Chaque matin, je bois quatre cafés.
La machine se trouvant entre mon couchage et ma salle de bain, ma tasse se remplit tandis que ma vessie se vide, comme deux vases communiquant dans un absurde réseau tuyautant son itinéraire secret à travers l’espace.
Le premier café se boit d’une traite. Sans y penser. Comme l’expression de la volonté propre qu’aurait mon corps de se réveiller. Peut être, comme s’il profitait de mon endormissement pour prendre l’initiative.
Tandis que se recompose doucement l’image de ce qui, bien souvent, s’avère être ma chambre, émerge de mon esprit engourdi l’idée d’un « premier » café.
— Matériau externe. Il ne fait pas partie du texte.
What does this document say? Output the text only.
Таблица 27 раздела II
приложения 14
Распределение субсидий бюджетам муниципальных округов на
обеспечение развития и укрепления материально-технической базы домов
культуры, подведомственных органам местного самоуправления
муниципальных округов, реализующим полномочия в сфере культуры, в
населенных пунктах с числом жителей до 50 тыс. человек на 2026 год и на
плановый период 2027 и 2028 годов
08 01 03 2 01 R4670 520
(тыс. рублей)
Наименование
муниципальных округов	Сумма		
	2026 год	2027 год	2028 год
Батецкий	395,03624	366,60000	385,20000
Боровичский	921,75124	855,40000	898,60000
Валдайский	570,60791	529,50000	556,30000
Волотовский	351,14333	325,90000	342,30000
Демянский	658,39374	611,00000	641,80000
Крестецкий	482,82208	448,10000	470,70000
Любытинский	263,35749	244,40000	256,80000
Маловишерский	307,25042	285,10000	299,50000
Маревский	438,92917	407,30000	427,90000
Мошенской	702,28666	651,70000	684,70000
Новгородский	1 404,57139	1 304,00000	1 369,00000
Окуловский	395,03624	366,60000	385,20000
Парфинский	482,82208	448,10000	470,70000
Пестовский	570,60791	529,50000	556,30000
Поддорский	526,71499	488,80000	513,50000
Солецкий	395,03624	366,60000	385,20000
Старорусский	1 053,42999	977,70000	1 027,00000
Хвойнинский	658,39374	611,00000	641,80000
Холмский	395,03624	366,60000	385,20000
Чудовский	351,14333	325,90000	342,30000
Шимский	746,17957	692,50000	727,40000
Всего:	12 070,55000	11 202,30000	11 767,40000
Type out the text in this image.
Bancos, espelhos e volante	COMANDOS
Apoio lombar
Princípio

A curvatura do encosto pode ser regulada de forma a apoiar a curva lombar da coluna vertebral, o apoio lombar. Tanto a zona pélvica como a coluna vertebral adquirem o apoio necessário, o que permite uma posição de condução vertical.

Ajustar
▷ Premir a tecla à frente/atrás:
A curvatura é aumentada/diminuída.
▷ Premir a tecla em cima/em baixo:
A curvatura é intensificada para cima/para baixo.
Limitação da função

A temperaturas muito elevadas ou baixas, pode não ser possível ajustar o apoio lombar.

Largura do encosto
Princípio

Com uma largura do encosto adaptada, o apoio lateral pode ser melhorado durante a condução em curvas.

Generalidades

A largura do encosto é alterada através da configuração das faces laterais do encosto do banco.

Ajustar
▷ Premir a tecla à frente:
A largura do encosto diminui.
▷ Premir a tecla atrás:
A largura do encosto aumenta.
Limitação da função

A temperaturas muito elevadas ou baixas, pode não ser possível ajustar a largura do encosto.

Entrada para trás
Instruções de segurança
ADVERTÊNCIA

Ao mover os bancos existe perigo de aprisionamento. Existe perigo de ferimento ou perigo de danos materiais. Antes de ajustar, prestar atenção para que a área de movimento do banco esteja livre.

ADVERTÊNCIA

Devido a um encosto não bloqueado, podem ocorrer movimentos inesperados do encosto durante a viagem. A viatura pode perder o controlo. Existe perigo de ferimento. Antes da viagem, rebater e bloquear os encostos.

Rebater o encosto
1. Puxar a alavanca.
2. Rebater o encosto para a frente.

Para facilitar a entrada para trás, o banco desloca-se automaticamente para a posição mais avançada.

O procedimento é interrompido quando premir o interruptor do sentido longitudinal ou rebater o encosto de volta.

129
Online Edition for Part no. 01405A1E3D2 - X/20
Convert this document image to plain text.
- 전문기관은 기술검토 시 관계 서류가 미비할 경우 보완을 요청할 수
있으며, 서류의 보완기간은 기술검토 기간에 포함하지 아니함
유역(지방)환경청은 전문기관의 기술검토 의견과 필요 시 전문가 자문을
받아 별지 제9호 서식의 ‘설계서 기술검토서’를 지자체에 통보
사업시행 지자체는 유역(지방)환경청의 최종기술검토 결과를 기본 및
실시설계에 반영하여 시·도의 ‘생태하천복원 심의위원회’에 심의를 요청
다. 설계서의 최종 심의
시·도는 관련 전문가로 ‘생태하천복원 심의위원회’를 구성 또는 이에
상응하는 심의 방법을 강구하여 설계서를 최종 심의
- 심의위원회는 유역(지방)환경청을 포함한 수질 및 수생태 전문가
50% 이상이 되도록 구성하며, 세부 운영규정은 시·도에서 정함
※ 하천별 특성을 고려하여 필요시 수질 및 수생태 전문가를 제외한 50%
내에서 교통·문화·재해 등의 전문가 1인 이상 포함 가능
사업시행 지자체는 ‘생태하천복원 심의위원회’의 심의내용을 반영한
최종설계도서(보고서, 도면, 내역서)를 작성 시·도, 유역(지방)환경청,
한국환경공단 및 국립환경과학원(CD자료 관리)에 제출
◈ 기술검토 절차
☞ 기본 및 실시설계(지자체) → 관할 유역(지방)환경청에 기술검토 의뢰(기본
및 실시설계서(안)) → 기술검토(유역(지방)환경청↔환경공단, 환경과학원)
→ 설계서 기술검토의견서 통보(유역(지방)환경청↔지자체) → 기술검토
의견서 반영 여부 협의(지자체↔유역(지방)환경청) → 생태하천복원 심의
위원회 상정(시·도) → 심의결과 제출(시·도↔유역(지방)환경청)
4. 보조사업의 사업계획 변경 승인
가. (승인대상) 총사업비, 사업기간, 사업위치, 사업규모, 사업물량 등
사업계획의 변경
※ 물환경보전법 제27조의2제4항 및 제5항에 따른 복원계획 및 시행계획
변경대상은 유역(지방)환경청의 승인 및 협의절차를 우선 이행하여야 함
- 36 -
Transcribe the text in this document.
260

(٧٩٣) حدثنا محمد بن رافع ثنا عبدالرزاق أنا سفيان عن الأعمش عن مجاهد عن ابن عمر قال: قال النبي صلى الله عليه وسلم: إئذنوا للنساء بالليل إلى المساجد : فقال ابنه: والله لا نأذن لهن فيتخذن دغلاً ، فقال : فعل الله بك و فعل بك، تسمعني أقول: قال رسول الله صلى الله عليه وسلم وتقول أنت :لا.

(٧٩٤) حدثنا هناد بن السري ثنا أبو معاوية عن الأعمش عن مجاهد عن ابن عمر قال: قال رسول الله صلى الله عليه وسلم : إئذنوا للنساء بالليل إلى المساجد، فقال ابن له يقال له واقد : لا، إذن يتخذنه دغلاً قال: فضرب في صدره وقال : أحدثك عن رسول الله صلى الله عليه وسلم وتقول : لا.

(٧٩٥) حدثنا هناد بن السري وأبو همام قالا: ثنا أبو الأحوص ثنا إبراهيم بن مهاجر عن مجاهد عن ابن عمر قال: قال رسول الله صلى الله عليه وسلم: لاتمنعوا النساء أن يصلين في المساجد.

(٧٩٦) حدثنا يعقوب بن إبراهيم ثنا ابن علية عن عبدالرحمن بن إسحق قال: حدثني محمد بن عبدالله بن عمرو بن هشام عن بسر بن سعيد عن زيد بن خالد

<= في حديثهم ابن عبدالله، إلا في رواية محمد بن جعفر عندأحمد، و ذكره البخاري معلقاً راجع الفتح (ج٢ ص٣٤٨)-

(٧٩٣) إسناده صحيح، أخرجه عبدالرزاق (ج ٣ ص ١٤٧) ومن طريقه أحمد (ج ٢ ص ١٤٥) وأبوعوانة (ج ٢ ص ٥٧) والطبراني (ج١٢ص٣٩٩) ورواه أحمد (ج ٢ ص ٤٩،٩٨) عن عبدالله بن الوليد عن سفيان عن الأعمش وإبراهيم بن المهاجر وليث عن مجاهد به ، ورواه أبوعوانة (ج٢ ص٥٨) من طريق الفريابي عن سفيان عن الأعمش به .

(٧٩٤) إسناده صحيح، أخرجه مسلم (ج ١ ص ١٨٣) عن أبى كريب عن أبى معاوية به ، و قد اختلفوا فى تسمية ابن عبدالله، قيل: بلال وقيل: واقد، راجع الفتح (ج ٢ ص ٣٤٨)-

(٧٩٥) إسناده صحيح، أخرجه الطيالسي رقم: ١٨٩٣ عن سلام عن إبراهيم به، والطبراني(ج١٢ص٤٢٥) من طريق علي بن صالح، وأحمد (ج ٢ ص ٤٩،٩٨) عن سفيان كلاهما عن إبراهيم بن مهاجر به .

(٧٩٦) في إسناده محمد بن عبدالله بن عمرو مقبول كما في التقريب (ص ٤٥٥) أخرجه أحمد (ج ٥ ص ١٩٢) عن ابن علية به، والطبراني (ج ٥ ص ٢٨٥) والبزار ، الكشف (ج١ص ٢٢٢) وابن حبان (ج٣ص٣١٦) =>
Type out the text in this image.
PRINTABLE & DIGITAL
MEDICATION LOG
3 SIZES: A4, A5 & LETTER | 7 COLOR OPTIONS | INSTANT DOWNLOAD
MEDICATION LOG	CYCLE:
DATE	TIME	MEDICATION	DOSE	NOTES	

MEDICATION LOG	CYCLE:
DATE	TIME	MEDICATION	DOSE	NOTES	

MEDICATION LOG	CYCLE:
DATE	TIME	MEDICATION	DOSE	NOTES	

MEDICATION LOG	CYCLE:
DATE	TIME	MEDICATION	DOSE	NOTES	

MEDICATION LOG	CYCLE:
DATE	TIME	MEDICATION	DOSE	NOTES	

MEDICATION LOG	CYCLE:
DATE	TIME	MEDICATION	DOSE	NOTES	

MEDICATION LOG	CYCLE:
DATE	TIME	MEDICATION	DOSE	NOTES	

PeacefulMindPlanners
J’en tiens pour principale responsable l’amertume laissée sur ma langue par le café précédent (appelons-le café zéro) celui là même qui, se frayant un passage entre les sinuosités de ma torpeur matinale, a su aller droit au but, pas même ralenti par la peur de la brûlure dont le suivant fait habituellement l’objet.
Ce deuxième café n’a pas d’importance. Mérite seulement d’être mentionné le fait qu’il est souvent plus long que le premier, expression de ma frustration de ce qu’un espresso représente quatre centilitres de liquide, soit nettement moins que ce que ma bouche est capable d’absorber. Frustrée d’être ainsi sous estimée, elle ingurgite les dix centilitres de ce deuxième café d’un seul trait.
Ainsi n’est-il pourrait-on dire qu’un passage vers le café suivant – le troisième – qui s’il n’était systématiquement accompagné de la culpabilité du supplice qu’il infligera à mon estomac, serait de loin le plus appréciable.
Fait notable : les assauts successifs de la caféine sur mon organisme ont eu pour mérite de réchauffer ma tasse, ce qui ne manque pas d’expliquer le fait que je ne me sois pas encore brûlé, le café étant bien sûr refroidi par la céramique dans une certaine logique de réciprocité.
Ce qui nous amène à la conclusion que la vie est bien faite, compte tenu de l’amusante coïncidence des moments où mon café serait à même de me brûler, et de celui où je suis assez éveillé et alerte pour ne pas le laisser faire.
Le quatrième et dernier café conclut ce rituel matinal dans une douloureuse apothéose, car de tous ceux qui l’ont précédé, il est le seul qui fasse l’objet d’une réflexion préalable. Mon estomac se révolte. J’ai déjà dépassé de loin la quantité quotidienne acceptable pour un individu de ma taille et dans le même temps, j’ai la sensation de n’avoir pas réellement éprouvé le plaisir au nom duquel les palpitations de mes organes en souffrance trouveraient leur raison d’être.
La solution à ce dilemme est pourtant d’une étonnante simplicité : Elle se résume à déterminer arbitrairement un seuil à partir duquel j’estime que le tort causé à mon système cardio-vasculaire est plus susceptible – à terme – de réduire le nombre de cafés qu’il me reste à vivre, que de m’apporter la satisfaction d’un café supplémentaire.
Cette estimation doit évidemment prendre en compte la probabilité croissante d’atteindre cet objectif de plaisir et celle d’une mort rapide, voire immédiate.
Ce seuil est généralement fixé entre quatre et cinq.
Ce quatrième café n’est donc finalement qu’une revanche de mon esprit sur mon corps ; lui faisant payer au prix d’un ulcère l’égoïsme du café zéro, absorbé en son absence alors qu’il n’était pas même capable d’épeler ni le mot café, ni le mot zéro.
La vengeance est un café qui se boit chaud.